At what angle must the two forces (x + y) and (x – y) act so that the resultant may be $\sqrt{(x^{2} + y^{2})}$?(a) $\cos^{-1}[-\frac{(x^{2} + y^{2})}{2(x^{2} - y^{2})}]$(b) $\cos^{-1}[-2\frac{(x^{2} - y^{2})}{(x^{2} + y^{2})}]$(c) $\cos^{-1}[-\frac{(x^{2} + y^{2})}{(x^{2} - y^{2})}]$(d) $\cos^{-1}[-\frac{(x^{2} - y^{2})}{(x^{2} + y^{2})}]$

Answer 1

hey dear ur answer is c part hope it helps u dear friend

Answer 2

Answer:

$\sf Option \ (a): cos^{-1}\Bigg(-\dfrac{\left(x^2 + y^2\right)}{2\left( x^2 - y^2 \right) \ \ }\Bigg)$

Explanation:

ATQ, The two forces acting are (x + y) & (x - y).
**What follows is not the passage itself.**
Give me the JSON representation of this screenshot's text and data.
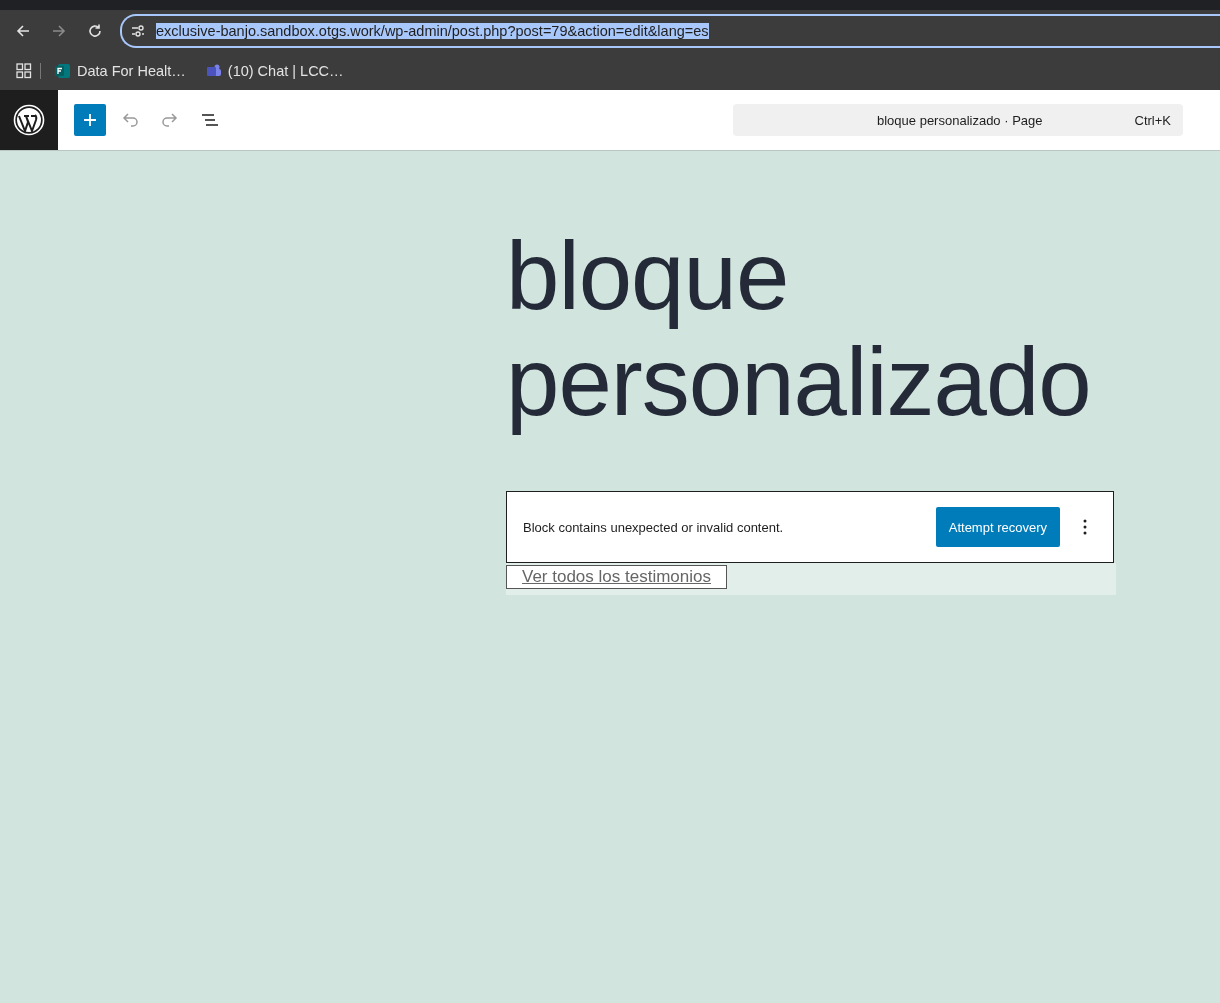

Let us name them A & B respectively. And, we know that the resultant is $\sf \sqrt{x^2 + y^2}$ .

We are asked to find the angle formed by the vectors/forces. We know that if θ is the angle formed between two vectors, then the resultant of these vectors can be found out using the below formula.

$\longmapsto \sf R^2 = A^2 + B^2 + 2ABcos\theta$

Now, substituting the forces in the equation we get,

$\Longrightarrow \sf R^2 = A^2 + B^2 + 2ABcos\theta \\ \\ \\\Longrightarrow \sf \left(\sqrt{x^2 + y^2} \ \right)^2 = \Big(x + y\Big)^2 + \Big(x - y\Big)^2 + 2\Big(x+y\Big) \Big(x-y\Big)cos\theta$

Using the below identities we get;

(a + b)² = a² + b² + 2ab

(a - b)² = a² + b² - 2ab

(a + b) (a - b) = a² - b²

$\Longrightarrow \ \sf x^2 + y^2 = x^2 + y^2 + 2xy + x^2 + y^2 - 2xy + 2cos\theta(x^2 - y^2)$

Cancelling x² + y² on both sides, and cancelling 2xy & -2xy on the right hand side we get,

$\Longrightarrow \ \sf 0 = x^2 + y^2 + 2cos\theta(x^2 - y^2)\\ \\ \\\Longrightarrow \ \sf -(x^2 + y^2) = 2cos\theta(x^2 - y^2)\\ \\ \\\Longrightarrow \ \sf 2cos\theta(x^2 - y^2) = -(x^2 + y^2)\\ \\ \\\Longrightarrow \ \sf 2cos\theta = \dfrac{-(x^2 + y^2)}{ \ \ (x^2 - y^2)}\\ \\ \\\Longrightarrow \ \sf cos\theta = \dfrac{-(x^2 + y^2)}{ \ 2(x^2 - y^2)}\\ \\ \\\Longrightarrow \ \sf \theta = cos^{-1} \ \Bigg(\dfrac{-(x^2 + y^2)}{ \ 2(x^2 - y^2)}\Bigg)$

Therefore, the answer is Option (a).